According to the website, there were 15 pregnancy-related deaths in the Fredericksburg area from 2018-22, with six in Stafford County, four in Fredericksburg, two apiece in Caroline and Spotsylvania and one in King George. Dunkel said the data collected illustrated strengths and weaknesses of maternal care in Virginia.
“I’m thrilled to share that the dashboard launched last week,” Dunkel said. “It’s new. It has data that we are challenging ourselves to think differently about and provide to our community. It’s not only a tool for tracking outcomes, but empowering communities with knowledge you need to act and advocate. Behind every data point is a person and a story. No maternal death in this community is acceptable, and that is the mission of this conversation.”

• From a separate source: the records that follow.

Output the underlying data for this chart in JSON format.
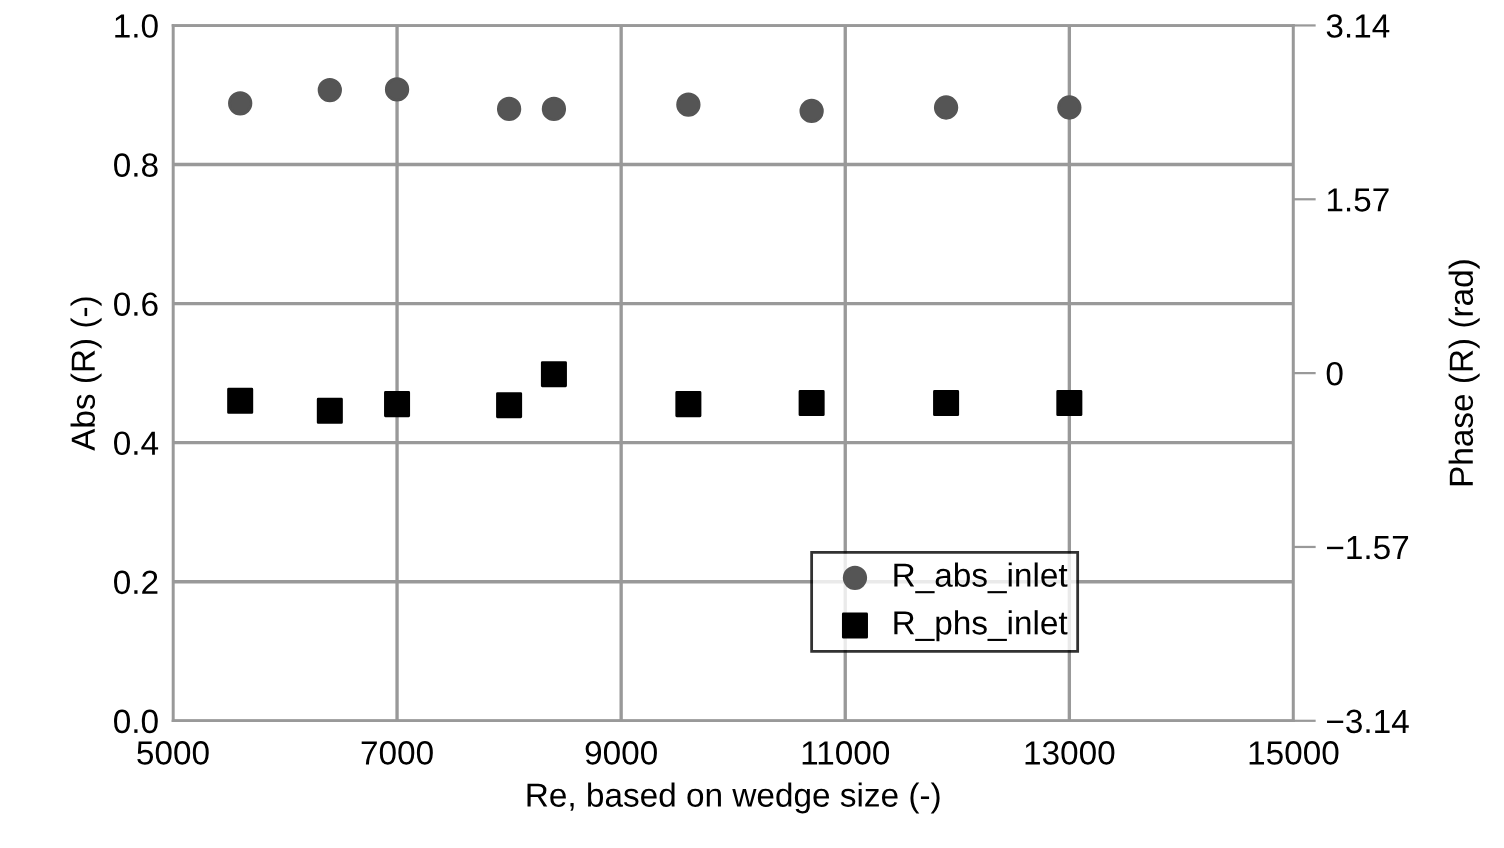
{
  "chart_data": {
    "type": "scatter",
    "xlabel": "Re, based on wedge size (-)",
    "ylabel": "Abs (R) (-)",
    "y2label": "Phase (R) (rad)",
    "x": [
      5600,
      6400,
      7000,
      8000,
      8400,
      9600,
      10700,
      11900,
      13000
    ],
    "series": [
      {
        "name": "R_abs_inlet",
        "color": "#555555",
        "marker": "circle",
        "values": [
          0.888,
          0.907,
          0.908,
          0.88,
          0.88,
          0.886,
          0.877,
          0.882,
          0.882
        ]
      },
      {
        "name": "R_phs_inlet",
        "color": "#000000",
        "marker": "square",
        "axis": "y2",
        "values": [
          -0.25,
          -0.34,
          -0.28,
          -0.29,
          -0.01,
          -0.28,
          -0.27,
          -0.27,
          -0.27
        ]
      }
    ],
    "xlim": [
      5000,
      15000
    ],
    "xticks": [
      5000,
      7000,
      9000,
      11000,
      13000,
      15000
    ],
    "ylim": [
      0,
      1
    ],
    "yticks": [
      {
        "value": 0,
        "label": "0.0"
      },
      0.2,
      0.4,
      0.6,
      0.8,
      {
        "value": 1,
        "label": "1.0"
      }
    ],
    "y2lim": [
      -3.14,
      3.14
    ],
    "y2ticks": [
      {
        "value": -3.14,
        "label": "−3.14"
      },
      {
        "value": -1.57,
        "label": "−1.57"
      },
      0,
      1.57,
      3.14
    ],
    "grid": true,
    "legend": "bottom right"
  }
}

Stern discussed his experience in various roles as a health official in the Fredericksburg and Richmond areas.
He noted that he helped start one of the first statewide fatherhood programs in the nation. There was a marketing campaign aimed at attacking the issue of fatherless homes, and grants were obtained to promote family stability, fatherhood and male responsibility.

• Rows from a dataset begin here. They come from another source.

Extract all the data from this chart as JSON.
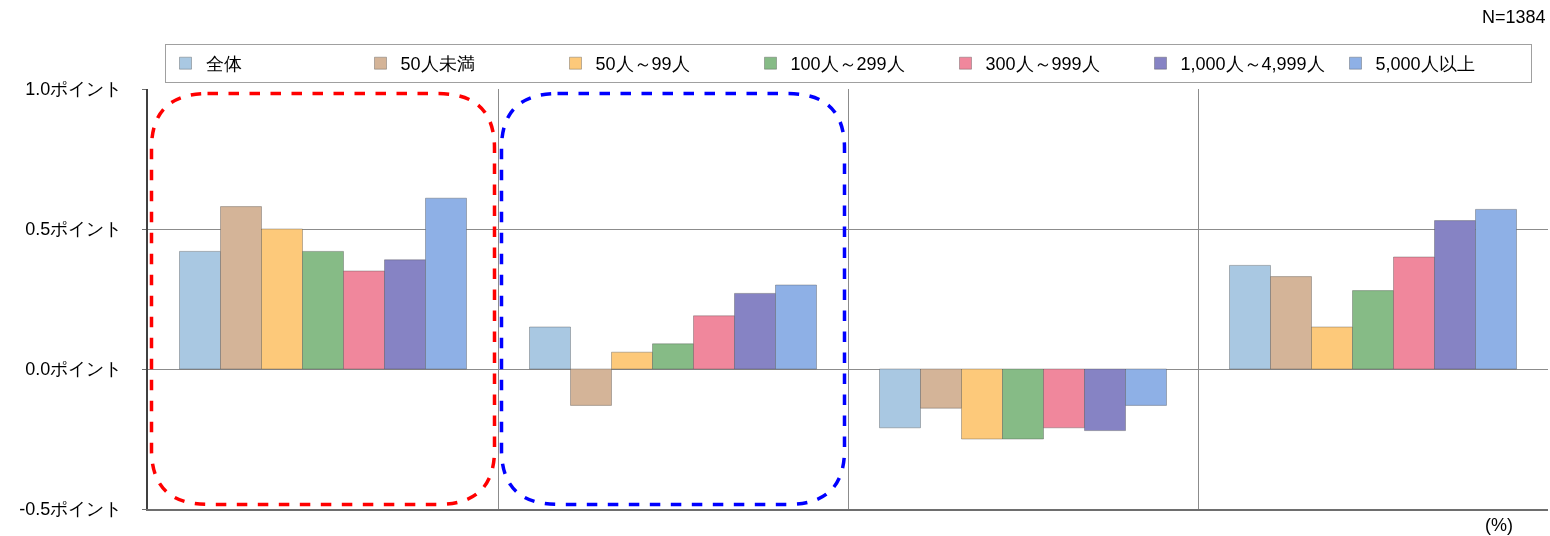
{
  "chart_data": {
    "type": "bar",
    "categories": [
      null,
      null,
      null,
      null
    ],
    "series": [
      {
        "name": "全体",
        "color": "#a9c8e2",
        "values": [
          0.42,
          0.15,
          -0.21,
          0.37
        ]
      },
      {
        "name": "50人未満",
        "color": "#d4b498",
        "values": [
          0.58,
          -0.13,
          -0.14,
          0.33
        ]
      },
      {
        "name": "50人～99人",
        "color": "#fdc97a",
        "values": [
          0.5,
          0.06,
          -0.25,
          0.15
        ]
      },
      {
        "name": "100人～299人",
        "color": "#86bb86",
        "values": [
          0.42,
          0.09,
          -0.25,
          0.28
        ]
      },
      {
        "name": "300人～999人",
        "color": "#f0879c",
        "values": [
          0.35,
          0.19,
          -0.21,
          0.4
        ]
      },
      {
        "name": "1,000人～4,999人",
        "color": "#8683c4",
        "values": [
          0.39,
          0.27,
          -0.22,
          0.53
        ]
      },
      {
        "name": "5,000人以上",
        "color": "#8eb0e6",
        "values": [
          0.61,
          0.3,
          -0.13,
          0.57
        ]
      }
    ],
    "ylim": [
      -0.5,
      1.0
    ],
    "yticks": [
      {
        "value": -0.5,
        "label": "-0.5ポイント"
      },
      {
        "value": 0.0,
        "label": "0.0ポイント"
      },
      {
        "value": 0.5,
        "label": "0.5ポイント"
      },
      {
        "value": 1.0,
        "label": "1.0ポイント"
      }
    ],
    "grid": true,
    "legend": "top",
    "tick_labels": "y",
    "annotations": [
      "N=1384",
      "(%)"
    ]
  }
}
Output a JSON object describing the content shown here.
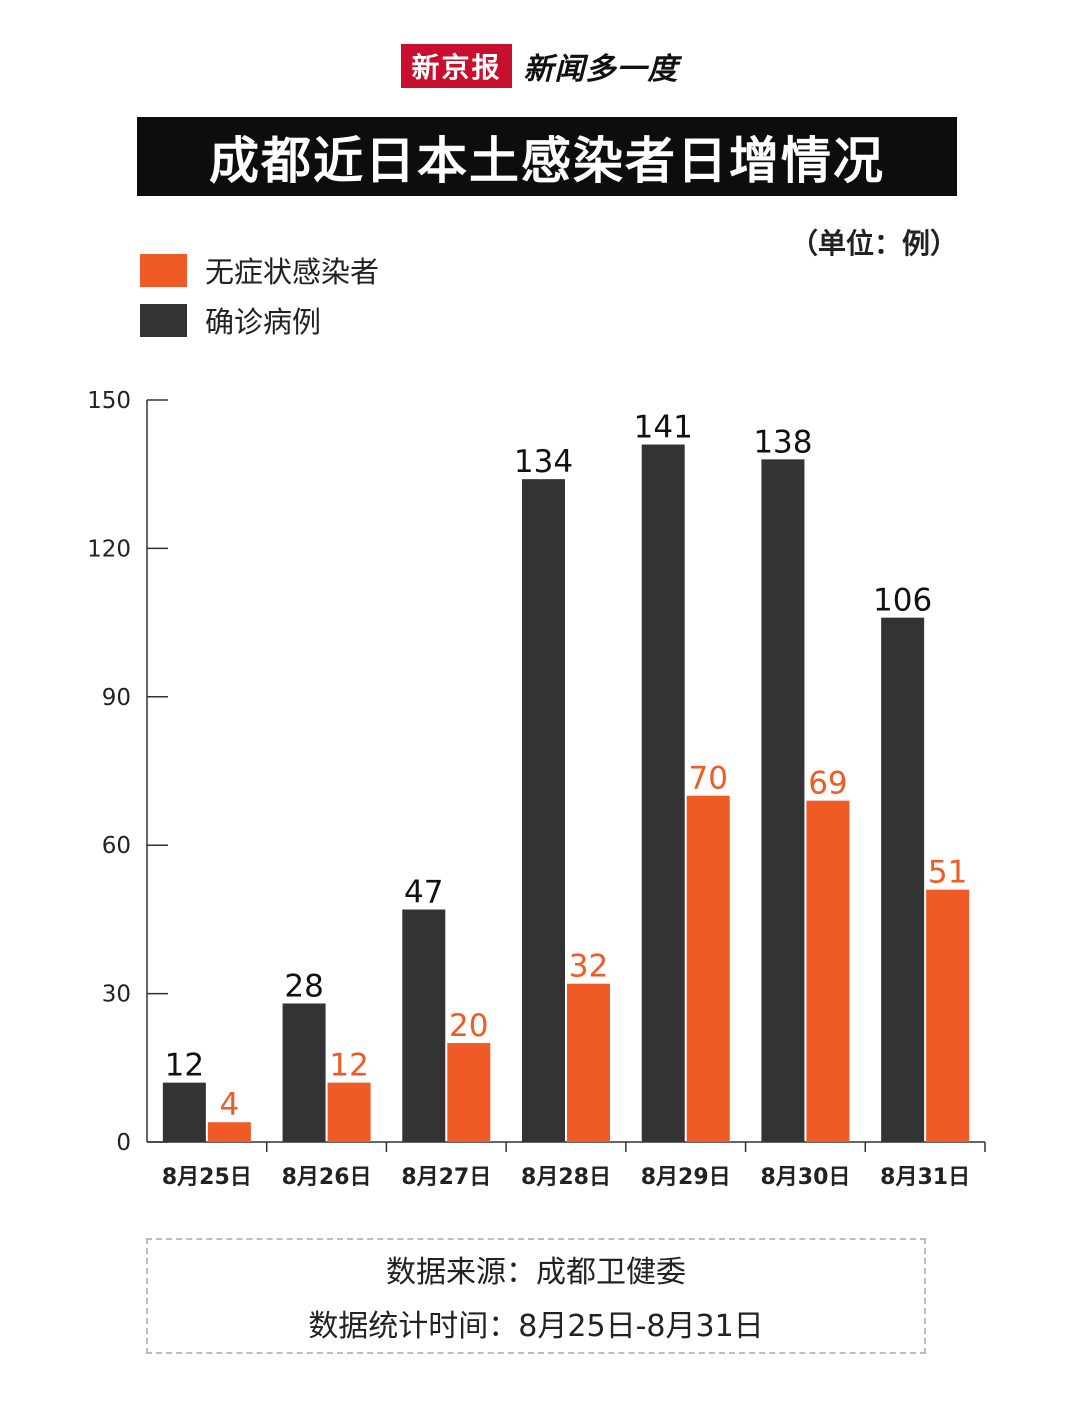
{
  "brand": {
    "logo": "新京报",
    "column": "新闻多一度"
  },
  "title": "成都近日本土感染者日增情况",
  "unit": "（单位：例）",
  "colors": {
    "asymptomatic": "#f05a24",
    "confirmed": "#333333",
    "axis": "#333333"
  },
  "legend": [
    {
      "label": "无症状感染者",
      "color": "#f05a24"
    },
    {
      "label": "确诊病例",
      "color": "#333333"
    }
  ],
  "chart_data": {
    "type": "bar",
    "categories": [
      "8月25日",
      "8月26日",
      "8月27日",
      "8月28日",
      "8月29日",
      "8月30日",
      "8月31日"
    ],
    "series": [
      {
        "name": "确诊病例",
        "values": [
          12,
          28,
          47,
          134,
          141,
          138,
          106
        ]
      },
      {
        "name": "无症状感染者",
        "values": [
          4,
          12,
          20,
          32,
          70,
          69,
          51
        ]
      }
    ],
    "ylim": [
      0,
      150
    ],
    "yticks": [
      0,
      30,
      60,
      90,
      120,
      150
    ],
    "grid": false,
    "legend_position": "top-left",
    "xlabel": "",
    "ylabel": ""
  },
  "footer": {
    "source": "数据来源：成都卫健委",
    "period": "数据统计时间：8月25日-8月31日"
  }
}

Stern said that decades and decades of providing government assistance to single mothers and incarcerating fathers destroyed communities. He said that when he became the public health director for the City of Richmond in 2006, 70% of children were born out of wedlock.
“I’m not trying to blame the victim here, but this is a parenting issue,” Stern said. “We frequently blame our children. Those coming out of single-female-headed-households are more likely to be pregnant as teen girls and the boys are more likely to go to corrections rather than college. This is a parenting issue. It’s a major community health problem, which is clearly connected to poverty, crime and violence.”
Brown, who founded Zoe Freedom Center in Fredericksburg five years ago, experienced plenty of trials before recovering from drug addiction. She is now 22 years sober after spending nine years homeless in New York City, abusing drugs and working as a prostitute.
Brown’s non-profit, faith-based organization provides 100% free addiction services to anyone in the community in need. Soon, Brown is opening the organization’s first home in Falmouth, which will house an 18 to 24-month program focused on restorative care for women dealing with addiction and trafficking.
“Up to a jumbo jet of individuals in our nation die every single day to overdose,” Brown said. “If we were to hear about a plane crashing every single day and everyone onboard dying, we would be up in arms. So, I’m calling us to be up in arms over this situation. We are losing our children. We are losing our families.”
Panelists agreed that change in the community starts with the family unit. Murray, of Global Peace Women, said that when families are healthy and whole, communities flourish, but when families are fractured, the impact stretches beyond the home and has social, economic, emotional and spiritual fallout.
“Families are key to sustainable progress,” Murray said … “Too often we look to government, schools, policies, business leaders, for answers to the challenge that we face in our neighborhoods. But true transformation begins closer to home. It’s at the kitchen table. It’s not in the board room.”